A clustered index determines the physical order of data in a table. Since data rows are stored in the order of the clustered index, there can only be one clustered index per table. This type of index is typically applied to primary key columns to ensure data is stored in a logical and efficient manner.

CREATE CLUSTERED INDEX index_name ON table_name(column_name);

Example:

To create a clustered index on the EmployeeID column of the employees table:

CREATE CLUSTERED INDEX idx_employee_id ON employees(EmployeeID);

Creating a Non-Clustered Index

A non-clustered index does not alter the physical order of the data. Instead, it creates a separate structure that references the data rows, allowing multiple non-clustered indexes per table. This flexibility enables optimized access paths for various query patterns.

CREATE NONCLUSTERED INDEX index_name ON table_name(column_name);

Example:

To create a non-clustered index on the Department column of the employees table:

CREATE NONCLUSTERED INDEX idx_department ON employees(Department);

Explanation:

Creating Composite Indexes

Composite indexes involve multiple columns and are beneficial for queries that filter or sort based on multiple fields. They allow the database engine to efficiently handle complex query conditions by leveraging the combined index.
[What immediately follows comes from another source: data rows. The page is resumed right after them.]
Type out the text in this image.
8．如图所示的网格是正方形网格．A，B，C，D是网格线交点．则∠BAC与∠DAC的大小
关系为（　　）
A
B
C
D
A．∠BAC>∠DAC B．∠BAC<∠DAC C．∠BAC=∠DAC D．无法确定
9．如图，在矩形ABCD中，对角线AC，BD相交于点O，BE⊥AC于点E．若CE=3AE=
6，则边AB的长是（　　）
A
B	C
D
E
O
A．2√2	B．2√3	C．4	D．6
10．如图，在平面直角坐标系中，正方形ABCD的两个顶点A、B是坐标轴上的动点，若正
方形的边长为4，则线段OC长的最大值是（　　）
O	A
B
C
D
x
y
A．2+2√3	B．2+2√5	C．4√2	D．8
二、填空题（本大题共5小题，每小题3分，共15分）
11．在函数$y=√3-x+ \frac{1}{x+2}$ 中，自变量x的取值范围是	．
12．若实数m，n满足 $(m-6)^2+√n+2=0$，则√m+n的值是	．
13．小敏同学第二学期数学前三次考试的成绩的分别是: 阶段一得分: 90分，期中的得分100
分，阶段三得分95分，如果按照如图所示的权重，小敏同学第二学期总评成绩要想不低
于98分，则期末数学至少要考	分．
CREATE NONCLUSTERED INDEX index_name ON table_name(column1, column2);

Example:

To create a composite index on LastName and FirstName:

CREATE NONCLUSTERED INDEX idx_name ON employees(LastName, FirstName);

Database-Specific Index Creation

Different database systems may have unique syntax or additional index types. Understanding these differences is crucial for effective index management. Below is a comparison of index creation across popular databases:

Feature MySQL PostgreSQL Oracle SQL Server
Basic Syntax CREATE INDEX index_name ON table_name(column_name); CREATE INDEX index_name ON table_name USING btree(column_name); CREATE INDEX index_name ON table_name(column_name); CREATE NONCLUSTERED INDEX index_name ON table_name(column_name);
Clustered Index Supported via InnoDB's primary key. Not directly supported; similar behavior through table organization. Supported using Index-Organized Tables (IOT). CREATE CLUSTERED INDEX index_name ON table_name(column_name);
Index Types B-tree, Hash, Full-text, Spatial B-tree, Hash, GiST, SP-GiST, GIN, BRIN B-tree, Bitmap, Function-based, Reverse key Clustered, Non-Clustered, Unique, Filtered, Columnstore, XML
Advanced Options Partial indexes via generated columns, Spatial indexes for geospatial data. Partial indexes, Expression indexes, Multi-column indexes. Function-based indexes, Bitmap indexes for data warehousing scenarios. Included columns (INCLUDE), Online index operations, Index compression, Filtered indexes.
Unique Index CREATE UNIQUE INDEX index_name ON table_name(column_name); CREATE UNIQUE INDEX index_name ON table_name(column_name); CREATE UNIQUE INDEX index_name ON table_name(column_name); CREATE UNIQUE NONCLUSTERED INDEX index_name ON table_name(column_name);
Example CREATE INDEX idx_department ON employees(Department); CREATE INDEX idx_department ON employees USING btree(Department); CREATE INDEX idx_department ON employees(Department); CREATE NONCLUSTERED INDEX idx_department ON employees(Department) INCLUDE (AnotherColumn);

Index Usage

Indexes enhance query performance by allowing the database engine to locate and access data more efficiently. Proper usage involves:

SELECT FirstName, LastName FROM employees WHERE Department = 'Sales';

Explanation:

With an index on Department, the database can quickly locate relevant rows without scanning the entire table, significantly improving query performance.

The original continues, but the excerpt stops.